Platz ist auch in einem kleinen Land mit großer Bevölkerungsdichte da. Das Problem ist nur, dass es die meisten Menschen in Belgien ans Meer oder in die Ardennen zieht. Und selbst wenn das in diesem Jahr nicht so wäre, hätten wir ein Problem.
Die Gesamtzahl der Übernachtungen in Belgien im Jahr 2018 betrug 41,3 Millionen. Davon haben wir Belgier etwa die Hälfte in Anspruch genommen. Wenn die Grenzen geschlossen bleiben, werden die rund 20 Millionen übrigen Plätze für Ausländer zwar frei, aber diese frei gewordenen Plätze reichen bei weitem nicht aus, um alle belgischen Urlauber aufzunehmen, die normalerweise ins Ausland reisen. 2018 buchten die Belgier 120 Millionen Übernachtungen weltweit. Tourismusexperten sehen da ein sehr großes Kapazitätsproblem.
Hinzu kommt auch ein logistisches Problem - besonders dann, wenn die sozialen Abstandsregeln noch immer gelten sollten. Die Zeitung De Standaard hat da eine witzige Berechnung gemacht, die sogar damit Rechnung trägt, wie es wäre, wenn wir mit dem nötigen Abstand auf der Strandmatte liegen würden. Sogar Ebbe und Flut wurden mit einbezogen.
Das Ergebnis vereinfacht dargestellt: Es gibt 67 Kilometer Küste in Belgien. Zieht man die Häfen von Ostende und Zeebrugge ab, dann bleiben noch etwa 60 Kilometer Strand. Theoretisch könnten sich also 360.000 Menschen gleichzeitig zusammen sonnen - immerhin etwa drei Prozent der Bevölkerung.

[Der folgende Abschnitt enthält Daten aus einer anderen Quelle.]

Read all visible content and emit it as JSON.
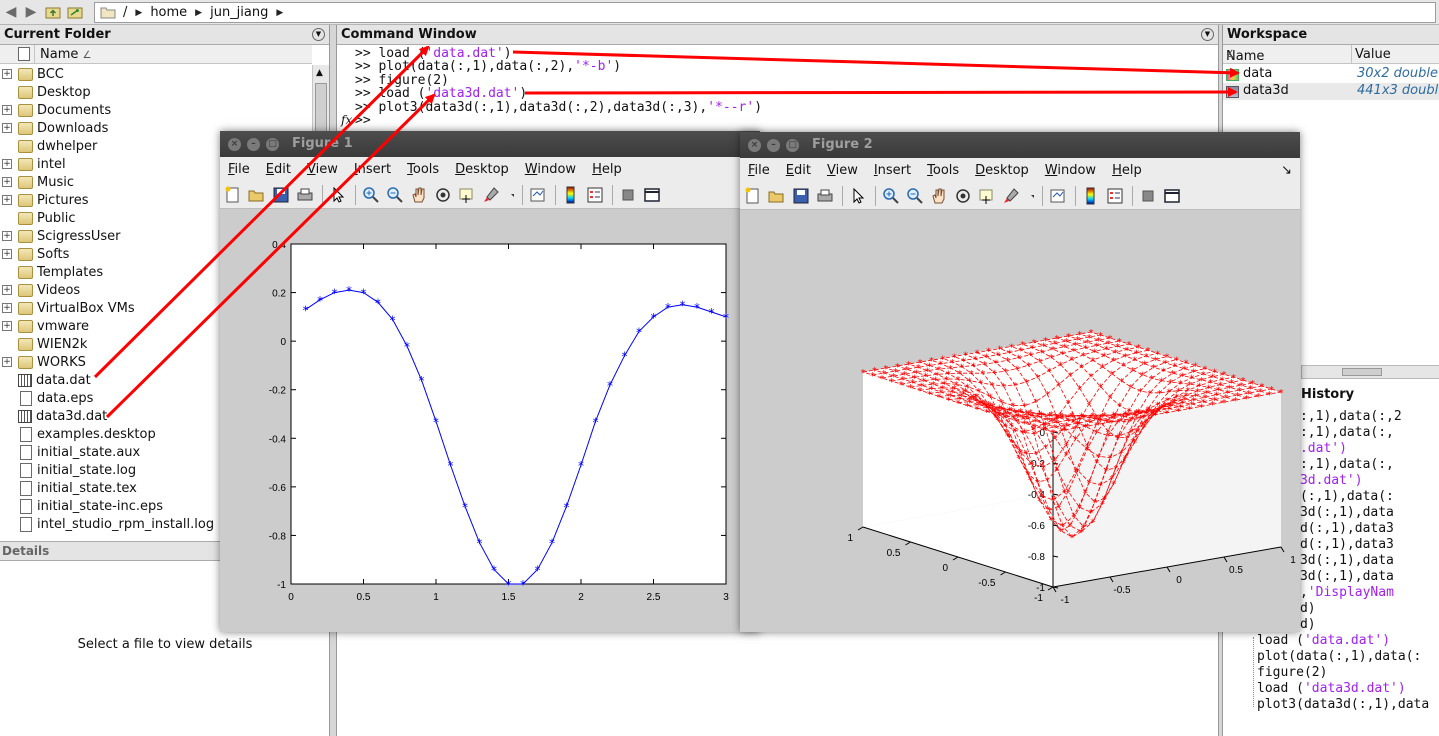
{
  "pathbar": {
    "crumbs": [
      "/",
      "home",
      "jun_jiang"
    ]
  },
  "current_folder": {
    "title": "Current Folder",
    "column_name": "Name",
    "sort_indicator": "∠",
    "items": [
      {
        "label": "BCC",
        "type": "folder",
        "expandable": true
      },
      {
        "label": "Desktop",
        "type": "folder",
        "expandable": false
      },
      {
        "label": "Documents",
        "type": "folder",
        "expandable": true
      },
      {
        "label": "Downloads",
        "type": "folder",
        "expandable": true
      },
      {
        "label": "dwhelper",
        "type": "folder",
        "expandable": false
      },
      {
        "label": "intel",
        "type": "folder",
        "expandable": true
      },
      {
        "label": "Music",
        "type": "folder",
        "expandable": true
      },
      {
        "label": "Pictures",
        "type": "folder",
        "expandable": true
      },
      {
        "label": "Public",
        "type": "folder",
        "expandable": false
      },
      {
        "label": "ScigressUser",
        "type": "folder",
        "expandable": true
      },
      {
        "label": "Softs",
        "type": "folder",
        "expandable": true
      },
      {
        "label": "Templates",
        "type": "folder",
        "expandable": false
      },
      {
        "label": "Videos",
        "type": "folder",
        "expandable": true
      },
      {
        "label": "VirtualBox VMs",
        "type": "folder",
        "expandable": true
      },
      {
        "label": "vmware",
        "type": "folder",
        "expandable": true
      },
      {
        "label": "WIEN2k",
        "type": "folder",
        "expandable": false
      },
      {
        "label": "WORKS",
        "type": "folder",
        "expandable": true
      },
      {
        "label": "data.dat",
        "type": "dat",
        "expandable": false
      },
      {
        "label": "data.eps",
        "type": "file",
        "expandable": false
      },
      {
        "label": "data3d.dat",
        "type": "dat",
        "expandable": false
      },
      {
        "label": "examples.desktop",
        "type": "file",
        "expandable": false
      },
      {
        "label": "initial_state.aux",
        "type": "file",
        "expandable": false
      },
      {
        "label": "initial_state.log",
        "type": "file",
        "expandable": false
      },
      {
        "label": "initial_state.tex",
        "type": "file",
        "expandable": false
      },
      {
        "label": "initial_state-inc.eps",
        "type": "file",
        "expandable": false
      },
      {
        "label": "intel_studio_rpm_install.log",
        "type": "file",
        "expandable": false
      }
    ],
    "details_title": "Details",
    "details_message": "Select a file to view details"
  },
  "command_window": {
    "title": "Command Window",
    "lines": [
      {
        "prompt": ">> ",
        "code": "load (",
        "str": "'data.dat'",
        "tail": ")"
      },
      {
        "prompt": ">> ",
        "code": "plot(data(:,1),data(:,2),",
        "str": "'*-b'",
        "tail": ")"
      },
      {
        "prompt": ">> ",
        "code": "figure(2)",
        "str": "",
        "tail": ""
      },
      {
        "prompt": ">> ",
        "code": "load (",
        "str": "'data3d.dat'",
        "tail": ")"
      },
      {
        "prompt": ">> ",
        "code": "plot3(data3d(:,1),data3d(:,2),data3d(:,3),",
        "str": "'*--r'",
        "tail": ")"
      },
      {
        "prompt": ">> ",
        "code": "",
        "str": "",
        "tail": ""
      }
    ],
    "fx_label": "fx"
  },
  "workspace": {
    "title": "Workspace",
    "col_name": "Name",
    "col_value": "Value",
    "variables": [
      {
        "name": "data",
        "value": "30x2 double"
      },
      {
        "name": "data3d",
        "value": "441x3 double"
      }
    ]
  },
  "history": {
    "title": "History",
    "lines": [
      {
        "code": "(data(:,1),data(:,2",
        "str": ""
      },
      {
        "code": "(data(:,1),data(:,",
        "str": ""
      },
      {
        "code": "(",
        "str": "'data.dat')"
      },
      {
        "code": "(data(:,1),data(:,",
        "str": ""
      },
      {
        "code": "(",
        "str": "'data3d.dat')"
      },
      {
        "code": "3(data(:,1),data(:",
        "str": ""
      },
      {
        "code": "3(data3d(:,1),data",
        "str": ""
      },
      {
        "code": "(data3d(:,1),data3",
        "str": ""
      },
      {
        "code": "(data3d(:,1),data3",
        "str": ""
      },
      {
        "code": "3(data3d(:,1),data",
        "str": ""
      },
      {
        "code": "3(data3d(:,1),data",
        "str": ""
      },
      {
        "code": "data3d,",
        "str": "'DisplayNam"
      },
      {
        "code": "(data3d)",
        "str": ""
      },
      {
        "code": "(data3d)",
        "str": ""
      },
      {
        "code": "load (",
        "str": "'data.dat')"
      },
      {
        "code": "plot(data(:,1),data(:",
        "str": ""
      },
      {
        "code": "figure(2)",
        "str": ""
      },
      {
        "code": "load (",
        "str": "'data3d.dat')"
      },
      {
        "code": "plot3(data3d(:,1),data",
        "str": ""
      }
    ]
  },
  "figure1": {
    "title": "Figure 1",
    "menu": [
      "File",
      "Edit",
      "View",
      "Insert",
      "Tools",
      "Desktop",
      "Window",
      "Help"
    ]
  },
  "figure2": {
    "title": "Figure 2",
    "menu": [
      "File",
      "Edit",
      "View",
      "Insert",
      "Tools",
      "Desktop",
      "Window",
      "Help"
    ]
  },
  "chart_data": [
    {
      "type": "line",
      "marker": "*",
      "color": "#0000ff",
      "x": [
        0.1,
        0.2,
        0.3,
        0.4,
        0.5,
        0.6,
        0.7,
        0.8,
        0.9,
        1.0,
        1.1,
        1.2,
        1.3,
        1.4,
        1.5,
        1.6,
        1.7,
        1.8,
        1.9,
        2.0,
        2.1,
        2.2,
        2.3,
        2.4,
        2.5,
        2.6,
        2.7,
        2.8,
        2.9,
        3.0
      ],
      "y": [
        0.13,
        0.17,
        0.2,
        0.21,
        0.2,
        0.16,
        0.09,
        -0.02,
        -0.16,
        -0.33,
        -0.51,
        -0.68,
        -0.83,
        -0.94,
        -1.0,
        -1.0,
        -0.94,
        -0.83,
        -0.68,
        -0.51,
        -0.33,
        -0.18,
        -0.06,
        0.04,
        0.1,
        0.14,
        0.15,
        0.14,
        0.12,
        0.1
      ],
      "xlim": [
        0,
        3
      ],
      "ylim": [
        -1,
        0.4
      ],
      "xticks": [
        "0",
        "0.5",
        "1",
        "1.5",
        "2",
        "2.5",
        "3"
      ],
      "yticks": [
        "0.4",
        "0.2",
        "0",
        "-0.2",
        "-0.4",
        "-0.6",
        "-0.8",
        "-1"
      ]
    },
    {
      "type": "surface-mesh",
      "marker": "*",
      "line": "dashed",
      "color": "#ff0000",
      "x_range": [
        -1,
        1
      ],
      "y_range": [
        -1,
        1
      ],
      "z_range": [
        -1,
        0
      ],
      "grid_points": 21,
      "zticks": [
        "0",
        "-0.2",
        "-0.4",
        "-0.6",
        "-0.8",
        "-1"
      ],
      "xticks": [
        "-1",
        "-0.5",
        "0",
        "0.5",
        "1"
      ],
      "yticks": [
        "1",
        "0.5",
        "0",
        "-0.5",
        "-1"
      ]
    }
  ],
  "annotations": {
    "arrow_color": "#ff0000"
  }
}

Aber wenn die Entfernungsregeln in Kraft bleiben, werden die öffentlichen Verkehrsmittel und touristischen Destinationen nicht in der Lage sein, diesen Zustrom zu bewältigen. Das wäre auch für Tagesausflüge in Vergnügungsparks oder historische Innenstädte der Fall, sagen Experten. Man muss dann auch mit vielen verstopften Straßen rechnen, also Dinge, die man im Urlaub lieber missen möchte.
Dass man seinen Platz am Strand reservieren muss, könnte sehr wahrscheinlich werden. Davon überzeugt ist jedenfalls Jan van der Borg, Professor für Tourismusmanagement an der KU Leuven. Er kennt sich mit Massentourismus in Orten wie Venedig und Dubrovnik aus. Nach Ansicht des Professors gibt es nur eine Lösung: Die beliebtesten inländischen Ausflugsziele müssen mit Toren und Schranken abgesperrt werden können. Und um Warteschlangen zu vermeiden, sollte nur eine begrenzte Anzahl von Personen zugelassen werden. Am besten die, die reserviert haben.
Viele Menschen hoffen natürlich, dass andere europäische Länder den Tourismus vielleicht doch wieder erlauben. Aber selbst wenn es doch möglich wäre, würden es wahrscheinlich auch viele Menschen nicht wagen, sich ohne Corona-Impfung in beengte Räume oder Transportmittel zu begeben. Professor van der Borg fragt sich auch, ob Menschen bereit sein werden, um zum Beispiel nach Spanien zu reisen, das ja stark von Corona betroffen ist. Denn da reise dann auch die Angst mit, dort in Quarantäne gesteckt zu werden.